Shark Attack: Surf Competition Suspended After Double Strike

Updated | Organizers of the World Surf League have delayed an event in Australia by 48 hours after two shark attacks, insisting the competitors’ “safety remains paramount.”

A statement was released early on Tuesday morning (April 17) as the WSL continued to monitor the safety situation at the Margaret River Pro following the attacks on Monday.

A first man, Alejandro Travaglini, managed to bodysurf back to the beach with his leg bloodied after being mauled by a four-meter long shark off Gracetown on Monday morning, according to SBS News.

The West Australian names the second victim as Jason Longgrass from Denmark, and GWN7 News published photos of the 41-year-old being treated at Cobblestones beach, just hours after the first attack.

Images also showed the puncture marks the shark’s jaws had made on his surfboard. According to reports, Mr. Longgrass said he had been unaware the beach was closed, and he described the shark as being four meters long.

Mr. Longgrass's close call came hours after Mr. Travaglini had to bodysurf his way back to shore after being attacked. The 37-year-old father-of-two fought off the shark before it returned and dragged him underwater, according to the Western Australian.

Mr. Travaglini’s friends used rope from the surfboard as a tourniquet and gave him first aid before emergency services arrived. He was flown to Royal Perth Hospital and is said to be in a stable condition after undergoing surgery.

These incidents forced organizers of the WSL to temporarily suspend the Margaret River Pro.

“We have actioned our well-established safety protocols and are gathering all the latest information to determine next steps,” a statement read.

“We will continue to liaise with all involved, most importantly the surfers, their safety remains paramount. Today’s competition has already been called off and all surfers have been advised not to surf in the area. We are constantly evaluating the situation and will update as soon as possible.”

Peter Jovic, a surf photographer, witnessed the first attack from the beach.

"If anyone is familiar with the Mick Fanning moment at Jeffreys Bay a couple of years ago, it was very similar to that, where a shark pretty much popped up and ended up knocking a surfer off his board," he told ABC radio.

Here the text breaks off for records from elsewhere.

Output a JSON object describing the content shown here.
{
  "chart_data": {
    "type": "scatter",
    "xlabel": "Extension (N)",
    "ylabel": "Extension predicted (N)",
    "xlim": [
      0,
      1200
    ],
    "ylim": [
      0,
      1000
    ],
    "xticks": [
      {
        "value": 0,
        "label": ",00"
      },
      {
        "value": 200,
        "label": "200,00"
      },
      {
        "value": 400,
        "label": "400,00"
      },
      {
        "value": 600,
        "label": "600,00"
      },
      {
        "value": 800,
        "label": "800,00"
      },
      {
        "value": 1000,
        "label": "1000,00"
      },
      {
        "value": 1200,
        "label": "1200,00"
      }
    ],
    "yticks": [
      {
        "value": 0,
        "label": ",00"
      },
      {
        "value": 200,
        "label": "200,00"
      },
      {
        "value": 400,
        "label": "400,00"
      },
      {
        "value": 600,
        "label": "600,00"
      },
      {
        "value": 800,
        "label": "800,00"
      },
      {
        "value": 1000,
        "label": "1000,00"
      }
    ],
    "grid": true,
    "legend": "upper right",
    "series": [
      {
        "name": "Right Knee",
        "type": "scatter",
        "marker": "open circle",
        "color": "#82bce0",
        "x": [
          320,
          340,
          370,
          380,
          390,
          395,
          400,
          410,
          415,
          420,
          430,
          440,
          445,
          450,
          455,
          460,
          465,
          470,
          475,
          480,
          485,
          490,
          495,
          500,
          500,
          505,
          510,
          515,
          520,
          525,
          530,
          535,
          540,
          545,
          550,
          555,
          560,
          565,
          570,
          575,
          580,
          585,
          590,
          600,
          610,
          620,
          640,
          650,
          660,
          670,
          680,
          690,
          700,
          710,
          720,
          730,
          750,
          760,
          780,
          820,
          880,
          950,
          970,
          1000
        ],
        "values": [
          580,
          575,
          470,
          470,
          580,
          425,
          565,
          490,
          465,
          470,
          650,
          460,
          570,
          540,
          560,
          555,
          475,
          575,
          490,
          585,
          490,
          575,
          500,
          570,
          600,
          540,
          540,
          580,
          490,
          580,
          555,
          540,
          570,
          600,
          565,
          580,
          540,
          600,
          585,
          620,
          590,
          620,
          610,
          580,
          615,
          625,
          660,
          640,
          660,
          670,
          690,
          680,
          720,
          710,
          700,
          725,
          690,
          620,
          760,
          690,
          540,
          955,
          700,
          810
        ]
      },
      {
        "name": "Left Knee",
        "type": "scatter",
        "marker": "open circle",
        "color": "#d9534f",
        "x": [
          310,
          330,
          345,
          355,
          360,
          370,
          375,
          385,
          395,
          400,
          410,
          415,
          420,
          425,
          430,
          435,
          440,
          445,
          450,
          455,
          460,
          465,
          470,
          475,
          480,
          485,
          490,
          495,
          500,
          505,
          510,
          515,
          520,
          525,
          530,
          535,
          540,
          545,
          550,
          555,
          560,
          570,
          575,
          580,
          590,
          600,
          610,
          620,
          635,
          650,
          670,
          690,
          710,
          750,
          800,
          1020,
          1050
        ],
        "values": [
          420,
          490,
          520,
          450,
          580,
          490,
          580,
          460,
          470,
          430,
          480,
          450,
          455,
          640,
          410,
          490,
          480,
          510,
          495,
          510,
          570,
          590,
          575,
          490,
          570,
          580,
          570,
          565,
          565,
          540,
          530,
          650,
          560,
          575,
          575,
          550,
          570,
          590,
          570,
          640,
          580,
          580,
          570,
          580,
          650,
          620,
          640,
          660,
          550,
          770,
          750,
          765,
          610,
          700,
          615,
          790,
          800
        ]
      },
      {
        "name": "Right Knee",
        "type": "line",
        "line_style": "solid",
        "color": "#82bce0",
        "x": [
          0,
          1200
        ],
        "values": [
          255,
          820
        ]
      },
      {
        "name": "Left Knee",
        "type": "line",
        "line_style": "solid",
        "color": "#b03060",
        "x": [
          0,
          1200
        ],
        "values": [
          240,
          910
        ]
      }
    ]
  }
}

"There was a lot more thrashing around after that, it was pretty hard to see what was going on. The surfer who was being attacked ended up miraculously body surfing into a little wave and getting pushed in by a local at the same time, who was out there with him, and making it to shore before everyone came to his aid."

Beach closures have been put in place across the Gracetown area.

This article was updated to include a statement from World Surf League.